Blood Tide

Home > Other > Blood Tide > Page 23
Blood Tide Page 23

by Robert F. Jones


  Blood was blurring his eyes, washing down with the wind from a nick in his brow, and he wiped them clear, trying to see who was in the other Thunder. His eyes flickered clear. He saw the pilot—a white-haired Moro in a sun-bleached blue turban, his beard blowing back in the wind as he grinned at Ibrahim. There was another figure in the Thunder, behind the machine gun, long dark hair blowing wild, wide green eyes over the gun barrel, through the sights, close now, not twenty yards, fifteen, ten . . . it was a woman at the gun! A young woman with a face like a hawk . . .

  The Lewis gun opened up at point-blank range. Its bullets smashed the Thunder’s pilot into bloody rags, then leapt to the gunner and riddled him. The last burst hit the engine, and the Thunder blew up . . .
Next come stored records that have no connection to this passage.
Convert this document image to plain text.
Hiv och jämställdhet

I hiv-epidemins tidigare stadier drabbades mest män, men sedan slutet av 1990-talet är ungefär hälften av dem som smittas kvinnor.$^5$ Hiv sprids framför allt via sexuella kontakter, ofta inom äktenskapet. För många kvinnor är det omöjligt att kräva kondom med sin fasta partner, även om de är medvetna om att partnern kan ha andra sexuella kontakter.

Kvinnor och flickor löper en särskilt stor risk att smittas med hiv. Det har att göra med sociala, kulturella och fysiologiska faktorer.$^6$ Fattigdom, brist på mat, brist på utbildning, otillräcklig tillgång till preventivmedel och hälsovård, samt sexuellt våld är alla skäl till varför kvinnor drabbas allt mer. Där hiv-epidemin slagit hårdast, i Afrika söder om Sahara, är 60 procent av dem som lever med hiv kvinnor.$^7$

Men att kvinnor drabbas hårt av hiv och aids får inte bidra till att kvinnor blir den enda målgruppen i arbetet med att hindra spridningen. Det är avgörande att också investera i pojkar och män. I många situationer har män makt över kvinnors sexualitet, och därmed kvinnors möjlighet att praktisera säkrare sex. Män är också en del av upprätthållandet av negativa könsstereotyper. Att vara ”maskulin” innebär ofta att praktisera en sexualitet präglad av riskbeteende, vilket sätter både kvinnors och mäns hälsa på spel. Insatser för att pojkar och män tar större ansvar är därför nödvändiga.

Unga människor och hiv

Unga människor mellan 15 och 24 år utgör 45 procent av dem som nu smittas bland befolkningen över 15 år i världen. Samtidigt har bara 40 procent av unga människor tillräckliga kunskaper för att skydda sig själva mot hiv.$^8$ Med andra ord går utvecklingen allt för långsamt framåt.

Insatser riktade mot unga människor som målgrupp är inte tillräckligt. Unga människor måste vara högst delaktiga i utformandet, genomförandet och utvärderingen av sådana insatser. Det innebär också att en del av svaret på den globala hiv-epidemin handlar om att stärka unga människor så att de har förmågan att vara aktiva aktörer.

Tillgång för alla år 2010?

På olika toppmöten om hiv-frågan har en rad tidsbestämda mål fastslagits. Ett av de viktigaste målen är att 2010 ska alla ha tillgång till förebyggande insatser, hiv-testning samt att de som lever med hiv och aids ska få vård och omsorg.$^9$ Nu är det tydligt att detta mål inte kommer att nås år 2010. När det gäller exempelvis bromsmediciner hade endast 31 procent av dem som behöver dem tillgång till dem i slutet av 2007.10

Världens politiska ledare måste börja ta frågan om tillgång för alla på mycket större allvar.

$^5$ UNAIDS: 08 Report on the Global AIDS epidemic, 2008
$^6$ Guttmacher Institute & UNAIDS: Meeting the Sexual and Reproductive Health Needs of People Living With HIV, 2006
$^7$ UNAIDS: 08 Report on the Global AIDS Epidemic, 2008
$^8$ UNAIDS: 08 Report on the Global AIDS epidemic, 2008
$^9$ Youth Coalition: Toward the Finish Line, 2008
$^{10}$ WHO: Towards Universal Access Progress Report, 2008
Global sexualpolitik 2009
  “Muy bueno!” Kasim shouted over the wind. “Allah akhbar!”

  High above town the cathedral bell sounded the last stroke of noon.

  Shortly before noon Balabatchi’s jeep returned with the five guards he had summoned. Balabatchi awaited them in his sail loft. They looked puzzled as they entered the room, more puzzled when two wide-faced, pale-skinned, pockmarked men with crew cuts and the odd, flat black eyes of Hapon shut and bolted the door behind them.

  “We are overthrowing the commodore,” Balabatchi told them simply. “He is an enemy of our religion, our islands, and thus our people. Are you with us?”

  “Who are these men?” a guard named Mufaddhi asked. He looked at the Japanese.

  “Allies,” Balabatchi said. “What is your answer?”

  The guards remained stupefied.

  “Make up your minds,” Balabatchi said. “We must begin now. Friends or enemies, you?”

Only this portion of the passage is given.